Na Reunião de 11 de março de 1908, o tema de discussão dos primeiros psicanalistas era “A posição natural da mulher”. Wittels fez uma conferência sobre a menstruação, desenvolvendo uma hipótese de que na era glacial, a mulher era objeto de veneração dos homens, por isso as relações eram poliglotas; mas perdeu esse lugar com a invenção da propriedade, já que a partir dai os homens queriam que seus filhos herdassem sua terras e passaram a sustentar a necessidade de monogamia. Wittels encerra sua conferência afirmando que uma das consequências desse tempo é a invenção do feminismo, já que as mulheres passaram a lamentar não terem nascido homens e buscam tornar-se um. Wittels enxerga isso como um absurdo.
Na discussão, Sadger acha que a conferência possui muitos erros e não concorda com Wittels.
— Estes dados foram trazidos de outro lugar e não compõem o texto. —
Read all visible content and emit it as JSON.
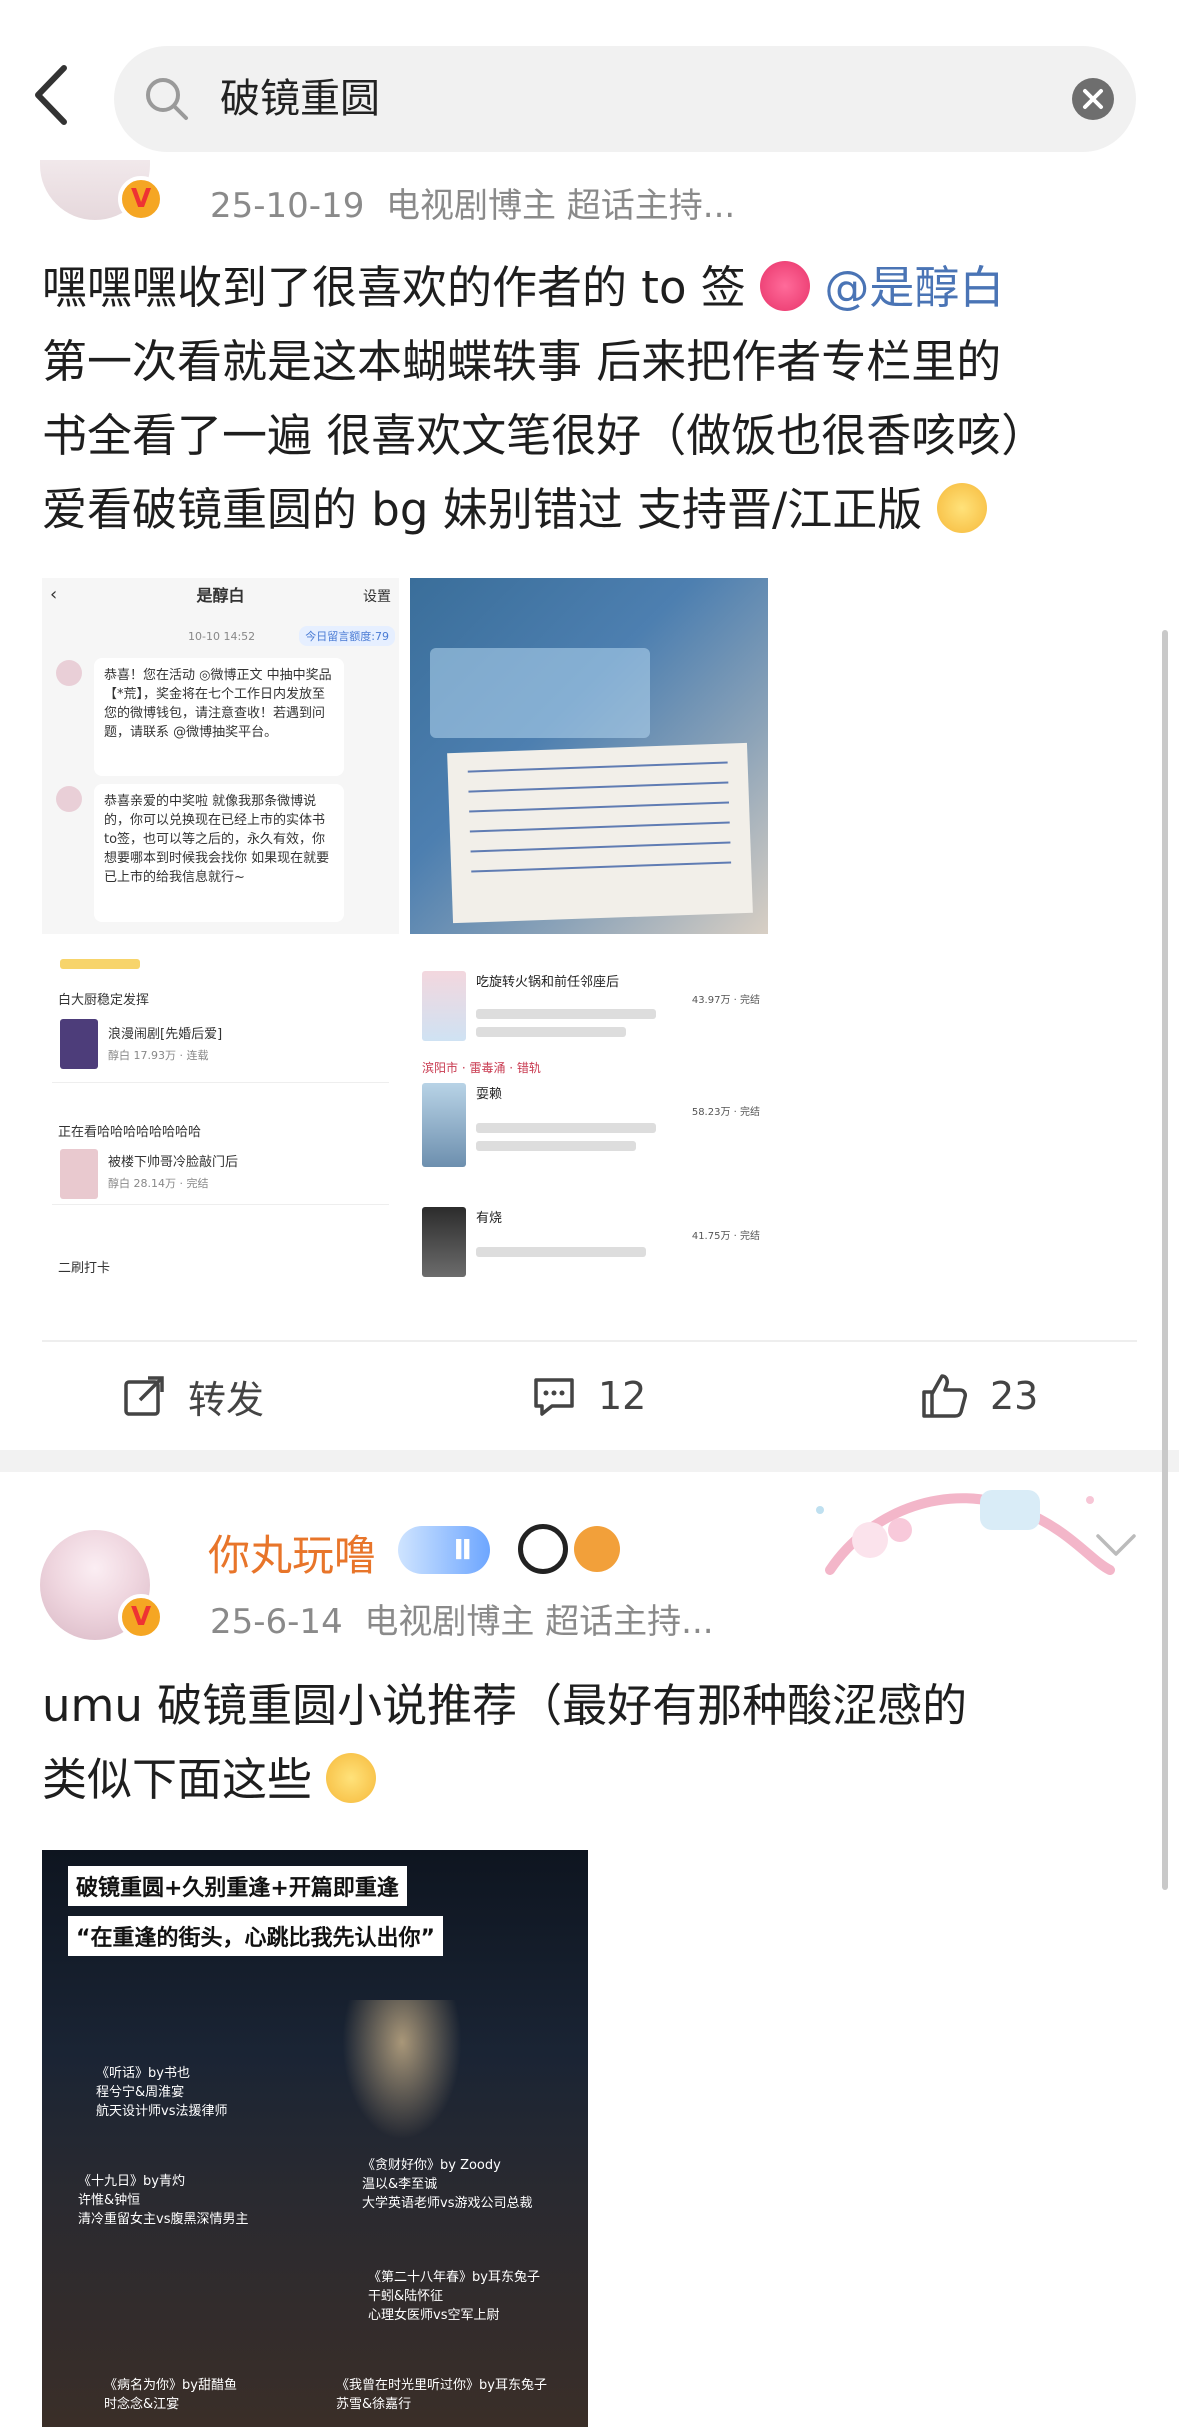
{
  "search": {
    "query": "破镜重圆",
    "back_icon": "chevron-left-icon",
    "search_icon": "search-icon",
    "clear_icon": "clear-icon"
  },
  "post1": {
    "date": "25-10-19",
    "tag": "电视剧博主 超话主持...",
    "lines": [
      "嘿嘿嘿收到了很喜欢的作者的 to 签",
      "第一次看就是这本蝴蝶轶事 后来把作者专栏里的",
      "书全看了一遍 很喜欢文笔很好（做饭也很香咳咳）",
      "爱看破镜重圆的 bg 妹别错过 支持晋/江正版"
    ],
    "mention": "@是醇白",
    "images": {
      "chat_header": "是醇白",
      "chat_settings": "设置",
      "chat_time": "10-10 14:52",
      "chat_quota": "今日留言额度:79",
      "chat_msg1": "恭喜！您在活动 ◎微博正文 中抽中奖品【*荒】，奖金将在七个工作日内发放至您的微博钱包，请注意查收！若遇到问题，请联系 @微博抽奖平台。",
      "chat_msg2": "恭喜亲爱的中奖啦 就像我那条微博说的，你可以兑换现在已经上市的实体书to签，也可以等之后的，永久有效，你想要哪本到时候我会找你 如果现在就要已上市的给我信息就行~",
      "list_items": [
        {
          "title": "白大厨稳定发挥",
          "sub": "浪漫闹剧[先婚后爱]",
          "meta": "醇白 17.93万 · 连载"
        },
        {
          "title": "正在看哈哈哈哈哈哈哈哈",
          "sub": "被楼下帅哥冷脸敲门后",
          "meta": "醇白 28.14万 · 完结"
        },
        {
          "title": "二刷打卡",
          "sub": "",
          "meta": ""
        }
      ],
      "book_items": [
        {
          "title": "吃旋转火锅和前任邻座后",
          "meta": "43.97万 · 完结"
        },
        {
          "title": "耍赖",
          "meta": "58.23万 · 完结"
        },
        {
          "title": "有烧",
          "meta": "41.75万 · 完结"
        }
      ],
      "book_section": "滨阳市 · 雷毒涌 · 错轨"
    },
    "actions": {
      "repost_label": "转发",
      "comment_count": "12",
      "like_count": "23"
    }
  },
  "post2": {
    "username": "你丸玩噜",
    "level": "Ⅱ",
    "date": "25-6-14",
    "tag": "电视剧博主 超话主持...",
    "lines": [
      "umu 破镜重圆小说推荐（最好有那种酸涩感的",
      "类似下面这些"
    ],
    "poster": {
      "tag1": "破镜重圆+久别重逢+开篇即重逢",
      "tag2": "“在重逢的街头，心跳比我先认出你”",
      "books": [
        {
          "name": "《听话》by书也",
          "l2": "程兮宁&周淮宴",
          "l3": "航天设计师vs法援律师"
        },
        {
          "name": "《十九日》by青灼",
          "l2": "许惟&钟恒",
          "l3": "清冷重留女主vs腹黑深情男主"
        },
        {
          "name": "《贪财好你》by Zoody",
          "l2": "温以&李至诚",
          "l3": "大学英语老师vs游戏公司总裁"
        },
        {
          "name": "《第二十八年春》by耳东兔子",
          "l2": "干蚓&陆怀征",
          "l3": "心理女医师vs空军上尉"
        },
        {
          "name": "《病名为你》by甜醋鱼",
          "l2": "时念念&江宴",
          "l3": ""
        },
        {
          "name": "《我曾在时光里听过你》by耳东兔子",
          "l2": "苏雪&徐嘉行",
          "l3": ""
        }
      ]
    }
  }
}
Urbantschitsch acha a hipótese de Wittels genial. Hitschmann acha que o autor da conferência criou um texto fantasioso e trata-se apenas de um reacionário juvenil.
Freud, sobre a discussão, explica que a hipótese de Wittels é fantasiosa e afirma que “as mulheres, como grupo, não ganham nada com os movimentos feministas modernos. Quando muito, os ganhos são apenas individuais” (fazendo referência ao texto da Stuart Mill, Sobre a emancipação feminina).
Adler faz uma fala contundente: chama Wittels de reacionário e diz que o socialismo propõe um quadro de família já abalado, “que as mulheres não tolerarão que a maternidade as impeça de exercer uma profissão”. Ele prossegue, citando Marx, para afirmar que a questão da propriedade já havia sido discutida por ele.
Wittels encerra afirmando que a menstruação é a principal diferença entre o homem e a mulher e que é impossível ser freudiano e social-democrata ao mesmo tempo, e que por isso Adler é contraditório.
Bom, é possível notar que: (1) ser psicanalista e marxista não é uma invenção atual, tai Adler em 1908 referindo-se ao marxismo pra sustentar sua posição de analista. (2) a construção de teorias psicanalíticas a partir de posições políticas também não é novidade, é perceptível nessa reunião a briga entre psicanalistas conservadores e “modernos”, e como isso influencia nas teorizações que eles propõem. (3) Freud não fala de política, mas marca sua posição ética quando afirma que uma mulher não ganha muito com movimentos de grupo, já que, segundo ele, os ganhos são apenas individuais. Não deixa de ser interessante observar que hoje escutamos muitas mulheres reclamando de grupos feministas (extremistas, tomados por ideais), um paradoxo, já que as mulheres sem predicação não cabem em lugar nenhum. (4) nenhuma mulher psicanalista participava dessas reuniões das quartas-feiras nesses primeiros anos.
Apenas acho um pouco frustrante perceber que não produzimos nada muito diferente desses discursos hoje, em 2017. Que estamos sempre girando em torno de uma mesma coisa, isso é um fato; a frustração é sobre a nossa repetição automaton na condição de civilização.
Livro: Atas da Sociedade Psicanalítica de Viena, Vol. 1 – os primeiros psicanalistas 1906-1908.